Bill et Melinda Gates sont depuis quelques années maintenant connus pour leur financement actif de la lutte contre le sida dans les pays du Sud via leur fondation. Mais depuis que le fondateur de Microsoft a décidé de tourner la page de la vie en entreprise, l’investissement du couple s’est accru. Et que dire lorsque deux personnes qui n’y sont obligés en rien font le choix de verser 500 millions de dollars sur 5 ans à un Fonds mondial de lutte contre le sida, la malaria et la tuberculose toujours en peine de ressources ? Les objections qui ont accompagné leur engagement à son initiation s’épuisent petit à petit face à la réalité. Melinda a pris une position claire contre son gouvernement en affirmant que "si vous vous opposez au préservatif, c’est que vous pensez qu’il y a quelque chose de plus important que la vie". Ainsi ciblait-elle sans doute directement le président George W. Bush dont les financements bilatéraux privilégient quasi exclusivement les programmes de prévention prônant l’abstinence. Bill lui, a exprimé son contentement "de constater, sur le terrain, que des progrès étaient réalisés grâce aux dollars du Fonds mondial". Mais, a-t-il ajouté, "un meilleur travail de prévention est nécessaire". Et de se prononcer en faveur du financement de la recherche sur les microbicides. Une problématique d’autant plus cruciale en Afrique. "J’insiste, nous demandons au monde d’accélérer la recherche sur les nouveaux moyens de prévention, surtout pour les femmes. Une femme ne devrait pas avoir à demander la permission de son époux pour sauver sa vie", a-t-il lancé.
Une position partagée par Bill Clinton, qui prône lui, indéfectiblement, l’accès aux traitements et à la prévention.
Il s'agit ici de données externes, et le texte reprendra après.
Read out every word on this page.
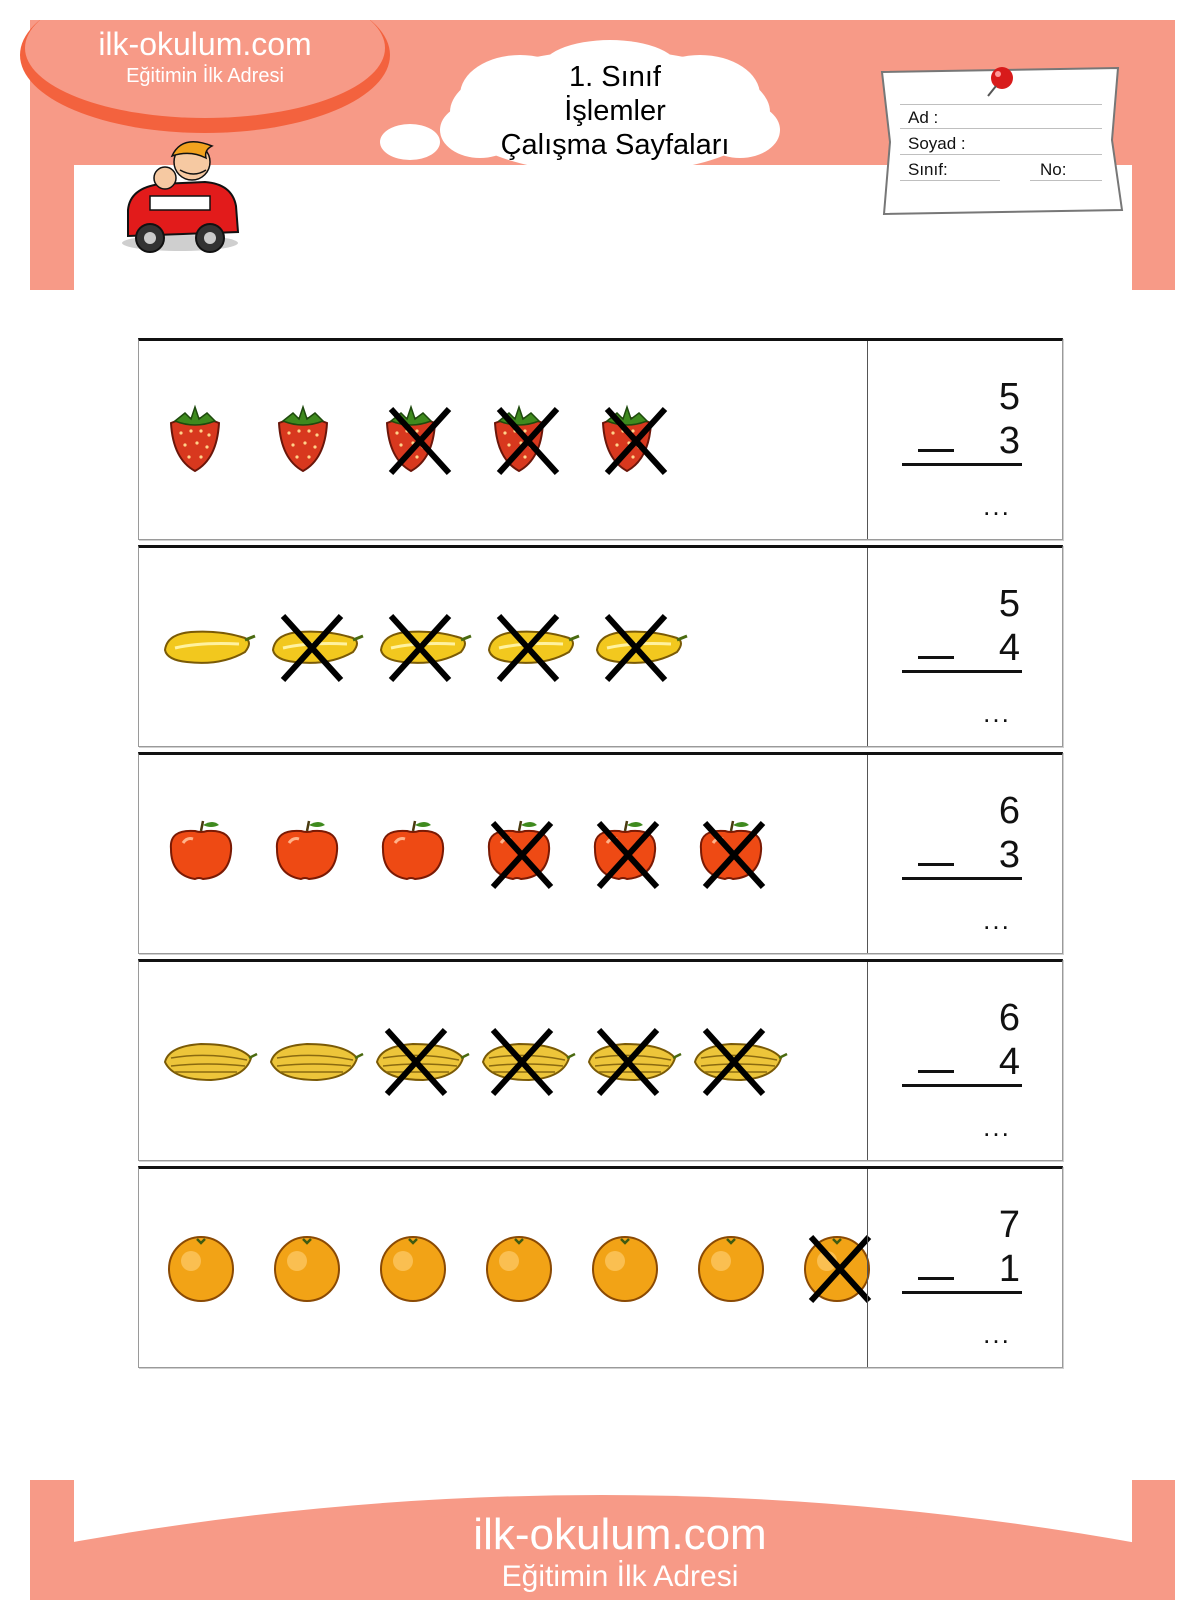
ilk-okulum.com
Eğitimin İlk Adresi	1. Sınıf
İşlemler
Çalışma Sayfaları
Ad :
Soyad :
Sınıf:	No:
5
3
...
5
4
...
6
3
...
6
4
...
7
1
...
ilk-okulum.com
Eğitimin İlk Adresi
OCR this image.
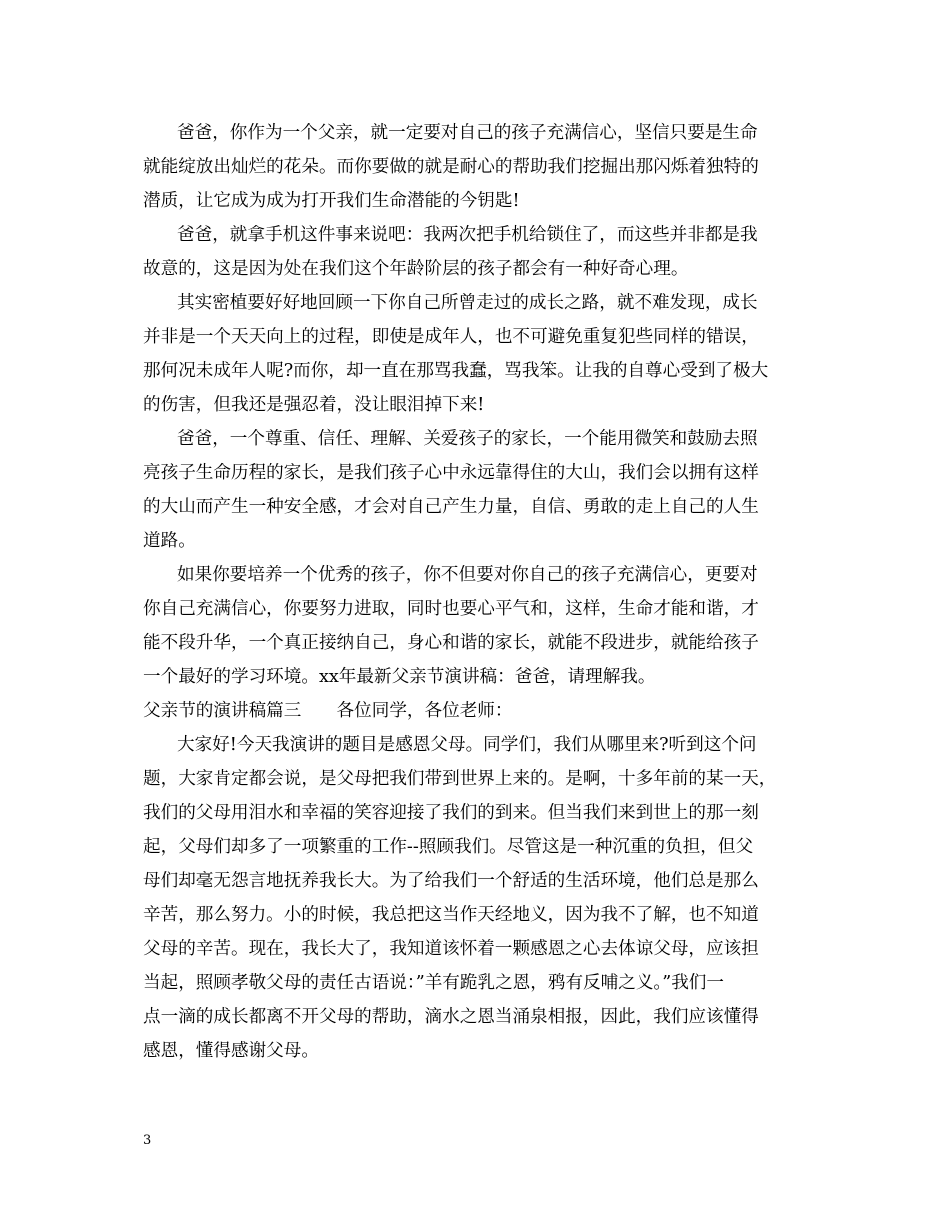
爸爸，你作为一个父亲，就一定要对自己的孩子充满信心，坚信只要是生命
就能绽放出灿烂的花朵。而你要做的就是耐心的帮助我们挖掘出那闪烁着独特的
潜质，让它成为成为打开我们生命潜能的今钥匙!
爸爸，就拿手机这件事来说吧：我两次把手机给锁住了，而这些并非都是我
故意的，这是因为处在我们这个年龄阶层的孩子都会有一种好奇心理。
其实密植要好好地回顾一下你自己所曾走过的成长之路，就不难发现，成长
并非是一个天天向上的过程，即使是成年人，也不可避免重复犯些同样的错误，
那何况未成年人呢?而你，却一直在那骂我蠢，骂我笨。让我的自尊心受到了极大
的伤害，但我还是强忍着，没让眼泪掉下来!
爸爸，一个尊重、信任、理解、关爱孩子的家长，一个能用微笑和鼓励去照
亮孩子生命历程的家长，是我们孩子心中永远靠得住的大山，我们会以拥有这样
的大山而产生一种安全感，才会对自己产生力量，自信、勇敢的走上自己的人生
道路。
如果你要培养一个优秀的孩子，你不但要对你自己的孩子充满信心，更要对
你自己充满信心，你要努力进取，同时也要心平气和，这样，生命才能和谐，才
能不段升华，一个真正接纳自己，身心和谐的家长，就能不段进步，就能给孩子
一个最好的学习环境。xx年最新父亲节演讲稿：爸爸，请理解我。
父亲节的演讲稿篇三　　各位同学，各位老师：
大家好!今天我演讲的题目是感恩父母。同学们，我们从哪里来?听到这个问
题，大家肯定都会说，是父母把我们带到世界上来的。是啊，十多年前的某一天，
我们的父母用泪水和幸福的笑容迎接了我们的到来。但当我们来到世上的那一刻
起，父母们却多了一项繁重的工作--照顾我们。尽管这是一种沉重的负担，但父
母们却毫无怨言地抚养我长大。为了给我们一个舒适的生活环境，他们总是那么
辛苦，那么努力。小的时候，我总把这当作天经地义，因为我不了解，也不知道
父母的辛苦。现在，我长大了，我知道该怀着一颗感恩之心去体谅父母，应该担
当起，照顾孝敬父母的责任古语说：”羊有跪乳之恩，鸦有反哺之义。”我们一
点一滴的成长都离不开父母的帮助，滴水之恩当涌泉相报，因此，我们应该懂得
感恩，懂得感谢父母。
3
Et de déclarer, en référence aux essais menés sur la circoncision comme moyen de prévention que "si cette méthode s’avère efficace, alors aucun argument ne vaudra qu’elle ne soit pas pratiquée à grande échelle". Des prises de position qui ne manquent pas de remuer les consciences. Mais qui gagneraient toutefois à ne pas oublier certains combats un peu écartés lors de cette conférence. Car si, effectivement, on a relativement peu parlé de l’accès aux traitements, notamment en regard du nombre de débats consacrés à ce sujet lors des précédentes éditions, il serait faux de croire que tout est réglé.
Certes, les traitements de première ligne sont plus disponibles que jamais auparavant.
Dix fois plus de séropositifs qu’il y a trois ans en disposent aujourd’hui en Afrique subsaharienne, au prix de nombreuses batailles commerciales, juridiques et politiques.
Si les objectifs de l’Organisation mondiale de la santé (OMS), qui étaient de mettre trois millions de personnes sous ARV à la fin 2005, ne sont toujours pas atteints, un an après l’échéance du programme, celui-ci a tout de même modifié le paysage international du traitement du VIH. Mais sur le front des secondes lignes et des formulations pédiatriques, il y a encore un travail énorme à accomplir : ainsi, le coût de 600 patients traités en deuxième ligne équivaut à celui de 7000 en première ligne. Et 22 milliards de dollars seront nécessaires à la lutte contre le VIH en 2008, année de la prochaine conférence internationale. De nouveaux thèmes de bataille pour tous les activistes, qu’ils soient de la nouvelle génération, les économistes et les politiques, ou de l’ancienne, ces militants associatifs et ces scientifiques sans qui finalement rien n’aurait avancé.